## Polychoric correlations

Some researchers (e.g. Holgado–Tello et al. (2010), Garrido et al. (2013)) suggest using an alternative to the Pearson correlation when correlating two ordinal categorical variables. Polychoric (or tetrachoric in the case of two binary variables) correlations assume that the continuous measure underlying the categorical variables is normally distributed.

If this is the case then it has been shown (for example in Homer, P and O’Brien, RM (1988)) that polychorics more accurately estimate the correlation between pairs of categorical variables. Polychoric correlations are not estimated in SPSS but may be estimated using this syntax from R and incorporated into SPSS versions 16 and above. In addition there is a SPSS macro, located in r_tetra.sps, that computes a single tetrachoric correlation located here.

SAS users can use this SAS macro to estimate a matrix of polychoric correlations which can be used in the SAS factor analysis procedure or create a file of correlations which can be exported for use in SPSS where they may be inputted in lieu of raw data (Kinnear and Gray, 1999). There is also a PC programme freely downloadable from JS Uebersax’s website here. A help guide is included showing an example of its use. Yiu and Poon (2008) present a downloadable spreadsheet which computes polychoric correlations for pairwise 3 x 3 tables of frequencies. Polychoric correlations may also be computed using this spreadsheet which can the be copied and pasted into a SPSS spreadsheet. Tetrachoric correlations may be computed using a spreadsheet.

The polychoric correlations can then be typed into a correlation matrix which is entered using syntax into SPSS by inputting the correlation matrix directly rather than the raw data (Kinnear and Grar, 1999). An example correlation input file for four variables, V1, V2, V3 and V4, is given below. Column one identifies the rows as either containing sample sizes or correlations, column two contains the variable names, the remaining columns give the sample sizes and correlations for the four variables.

N 20.0000000 20.0000000 20.0000000 20.0000000 CORR V1 1.0000000 .3360000 .1617943 -.1944917 CORR V2 .3360000 1.0000000 -.0763708 .1959513 CORR V3 .1617943 -.0763708 1.0000000 -.0093707 CORR V4 -.1944917 .1959513 -.0093707 1.0000000

This data file can then be directly inputted into a factor analysis by running the following syntax into a syntax window.

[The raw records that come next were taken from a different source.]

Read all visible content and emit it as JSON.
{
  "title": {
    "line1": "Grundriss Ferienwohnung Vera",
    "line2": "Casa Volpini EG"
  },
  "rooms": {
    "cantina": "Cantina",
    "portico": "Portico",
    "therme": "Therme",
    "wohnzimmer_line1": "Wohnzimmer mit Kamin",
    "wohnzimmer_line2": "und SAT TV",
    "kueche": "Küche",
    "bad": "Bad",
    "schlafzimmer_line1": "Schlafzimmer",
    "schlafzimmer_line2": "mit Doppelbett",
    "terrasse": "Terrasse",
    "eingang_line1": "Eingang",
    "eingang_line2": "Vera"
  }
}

FACTOR MATRIX IN(COR=*) /MISSING=LISTWISE /ANALYSIS=V1 V2 V3 V4 /PRINT=CORRELATION /PLOT=EIGEN /EXTRACTION=ML /ROTATION=OBLIMIN .

References

Garrido, L.E., Abad, J.J. and Ponsoda, V. (2013) A new look at Horn's parallel analysis with ordinal variables. *Psychological Methods* **18(4)**, 454-474. Parallel analysis is a factor extraction method which extracts only those factors with eigenvalues greater than the average of those produced from those obtained from simulations using independent variables (the 'by chance' scenario). Matlab code is given in the appendix.

Homer, P. and O’Brien, R.M. (1988) Using LISREL models with crude rank category measures. *Quality and Quantity*, **22**, 191-201.

Holgado–Tello, F.P., Chacón–Moscoso, S., Barbero–García, I. and Vila–Abad E. (2010) Polychoric versus Pearson correlations in exploratory and confirmatory factor analysis of ordinal variables. *Quality and Quantity* **44(1)**, 153-166.

Kinnear, P. and Gray, C.D. (1999) SPSS for windows made simple. Third Edition. Psychology Press:Hove,East Sussex, England. Chapter 15 in the 1999 edition details how to input a correlation matrix into SPSS. This may also be in the 2009 edition.

Olsson, U. (1979) Maximum likelihood estimation of the polychoric correlation coefficient. *Psychometrika,* **44(4)**, 443-460.

Yiu C.F. & Poon, W.Y. (2008) Estimating the polychoric correlation from misclassified data. *British Journal of Mathematical and Statistical Psychology*, **61**, 49-74.